The first six months of chaban ownership are the most important. This is when your board settles into your climate, develops its first layer of patina, and teaches you what it wants. This article is a month-by-month guide to those first six months — what to notice, what to do, and what to leave alone.
Month one: introduction
Your chaban arrives fully oiled and cured. Unbox it, let it sit in the tea room for 24 hours to acclimatise, then wipe with a soft dry cloth. Do not do anything else to it in the first week — no additional oil, no wax, no cleaning products. It arrives ready.
First-week habits to build:
- The daily wipe-down ritual (article 14) — begin from your very first session.
- Placement decision — pick the spot the chaban will live and commit to it.
- Buy the small toolkit — two dedicated cloths, a soft toothbrush, a small bottle of pure linseed oil, a hygrometer.
By week four, the finish will show its first tea kiss — a faint darkening where cups have rested. That is exactly right.
Month two: observation
Now you know what "normal" looks like on your specific chaban. In month two, notice:
- Which corner of the table you always brew from (this side will darken faster)
- How the drain channel is holding up (it should stay pale amber at this stage)
- Whether water still beads on the surface (it should, easily)
- Whether the room humidity is stable
No maintenance actions required in month two beyond the daily ritual. Just watch and learn.
Month three: first small check
By the end of month three, the water-bead test may show the finish is starting to thin — especially on the areas that see the most use. If beads flatten fast in one spot but hold in another, apply a spot-oiling to the worn area only. Use half a teaspoon of oil on a cloth, rub in gently, wipe clean, cure 24 hours. Do not do a full refinish yet.

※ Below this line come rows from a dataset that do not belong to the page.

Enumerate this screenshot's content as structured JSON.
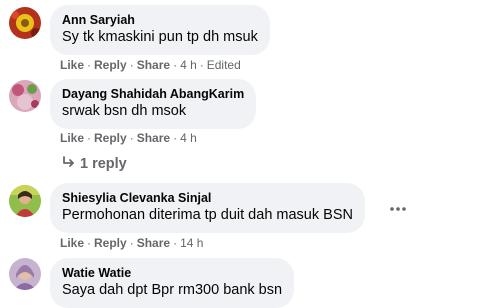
{
  "comments": [
    {
      "author": "Ann Saryiah",
      "text": "Sy tk kmaskini pun tp dh msuk",
      "like": "Like",
      "reply": "Reply",
      "share": "Share",
      "time": "4 h",
      "edited": "Edited"
    },
    {
      "author": "Dayang Shahidah AbangKarim",
      "text": "srwak bsn dh msok",
      "like": "Like",
      "reply": "Reply",
      "share": "Share",
      "time": "4 h"
    },
    {
      "author": "Shiesylia Clevanka Sinjal",
      "text": "Permohonan diterima tp duit dah masuk BSN",
      "like": "Like",
      "reply": "Reply",
      "share": "Share",
      "time": "14 h"
    },
    {
      "author": "Watie Watie",
      "text": "Saya dah dpt Bpr rm300 bank bsn"
    }
  ],
  "replies_link": "1 reply",
  "separator": "·",
  "icons": {
    "reply": "reply-arrow-icon",
    "more": "more-options-icon"
  },
  "colors": {
    "bubble": "#f0f2f5",
    "secondary_text": "#65676b",
    "primary_text": "#050505"
  }
}
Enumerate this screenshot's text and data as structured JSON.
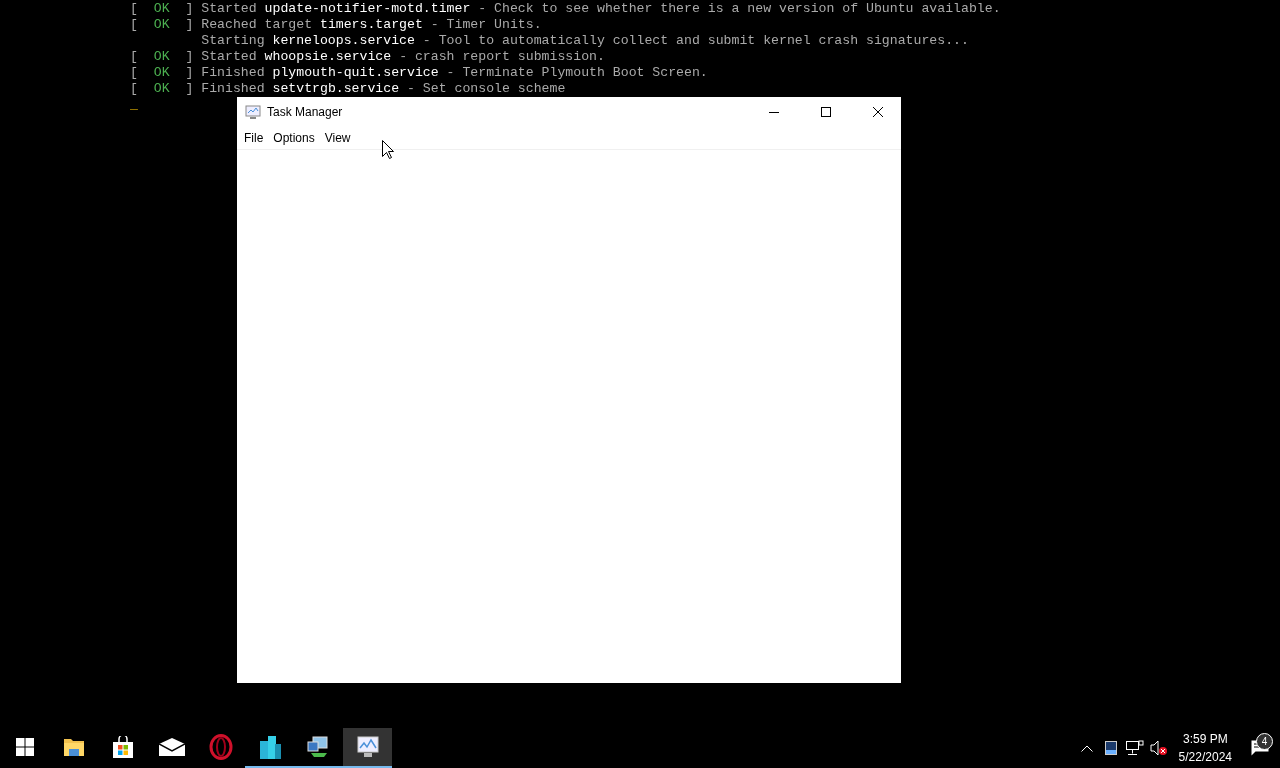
{
  "console": {
    "lines": [
      {
        "kind": "status",
        "open": "[",
        "status": "OK",
        "close": "]",
        "verb": "Started",
        "unit": "update-notifier-motd.timer",
        "description": "- Check to see whether there is a new version of Ubuntu available."
      },
      {
        "kind": "status",
        "open": "[",
        "status": "OK",
        "close": "]",
        "verb": "Reached target",
        "unit": "timers.target",
        "description": "- Timer Units."
      },
      {
        "kind": "plain",
        "verb": "Starting",
        "unit": "kerneloops.service",
        "description": "- Tool to automatically collect and submit kernel crash signatures..."
      },
      {
        "kind": "status",
        "open": "[",
        "status": "OK",
        "close": "]",
        "verb": "Started",
        "unit": "whoopsie.service",
        "description": "- crash report submission."
      },
      {
        "kind": "status",
        "open": "[",
        "status": "OK",
        "close": "]",
        "verb": "Finished",
        "unit": "plymouth-quit.service",
        "description": "- Terminate Plymouth Boot Screen."
      },
      {
        "kind": "status",
        "open": "[",
        "status": "OK",
        "close": "]",
        "verb": "Finished",
        "unit": "setvtrgb.service",
        "description": "- Set console scheme"
      }
    ],
    "cursor": "_"
  },
  "window": {
    "title": "Task Manager",
    "menu": [
      "File",
      "Options",
      "View"
    ]
  },
  "taskbar": {
    "apps": [
      {
        "kind": "folder",
        "running": false,
        "selected": false
      },
      {
        "kind": "store",
        "running": false,
        "selected": false
      },
      {
        "kind": "mail",
        "running": false,
        "selected": false
      },
      {
        "kind": "opera",
        "running": false,
        "selected": false
      },
      {
        "kind": "buildings",
        "running": true,
        "selected": false
      },
      {
        "kind": "network",
        "running": true,
        "selected": false
      },
      {
        "kind": "monitor",
        "running": true,
        "selected": true
      }
    ],
    "time": "3:59 PM",
    "date": "5/22/2024",
    "notifications": "4"
  }
}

The drain channel will have started darkening visibly by now. That is the start of the patina you will love in year five.
Month four: first full refinish
For daily-use chabani, month four is often the time for the first full refinish. Follow the process in article 4:
- Clean thoroughly
- Apply a thin coat of linseed oil across the whole board
- Wait 20 minutes
- Wipe off all excess
- Cure 24 hours before use
Some chabani used only two or three times a week will not need a full refinish until month six. Follow the signals, not the calendar.
Month five: rhythm settles
By month five, you have your rhythm. Daily wipe-down, weekly underside check, quarterly refinish. The chaban has taken on its own light — no longer factory-fresh, not yet mature, but clearly yours.
Habits to solidify in month five:
- Keep the tea room hygrometer visible and glance at it daily
- Note in a small diary or your phone when you last oiled — this is easy to lose track of
- If your climate is changing seasons (winter approaching, or monsoon coming), read articles 9, 10, 15, or 16 for the seasonal transition
Month six: the assessment
At the end of six months, take stock:
- Is the chaban flat? (Place on a flat surface, sight across from a low angle.)
- Any hairline checks? (Look at all edges and the drain channel.)
- Does the finish still bead water on all areas?
- Is the patina developing evenly?
If all four answers are positive, you have made it through the settling period. From here the chaban only gets better.
What if you did not get it perfect
Do not worry. Almost every chaban has some small issue by month six — a water ring, a light check, a slightly uneven patina from always brewing on one side. All of these are addressable with the methods in articles 5, 6, and 12. Nothing that happens in the first six months is fatal if you notice and respond.
Growing the relationship
By month six many customers write to us thinking about a second chaban — a smaller one for travel, a matching altar table, a larger board for group sessions. If that is you, Alex can quote a matching custom piece designed to complement your first. Write to metadeskukraine@gmail.com. Lead time three to six weeks. Reference the chaban collection and the altar table collection. Popular pairings include a compact alnus chaban for travel alongside a larger home board, or a matching altar table for the same room.
The end of the beginning
At six months your chaban is no longer new. It is broken in — in the best sense. The finish is settled, the wood has acclimatised to your home, the patina is authentic. Now the real relationship begins.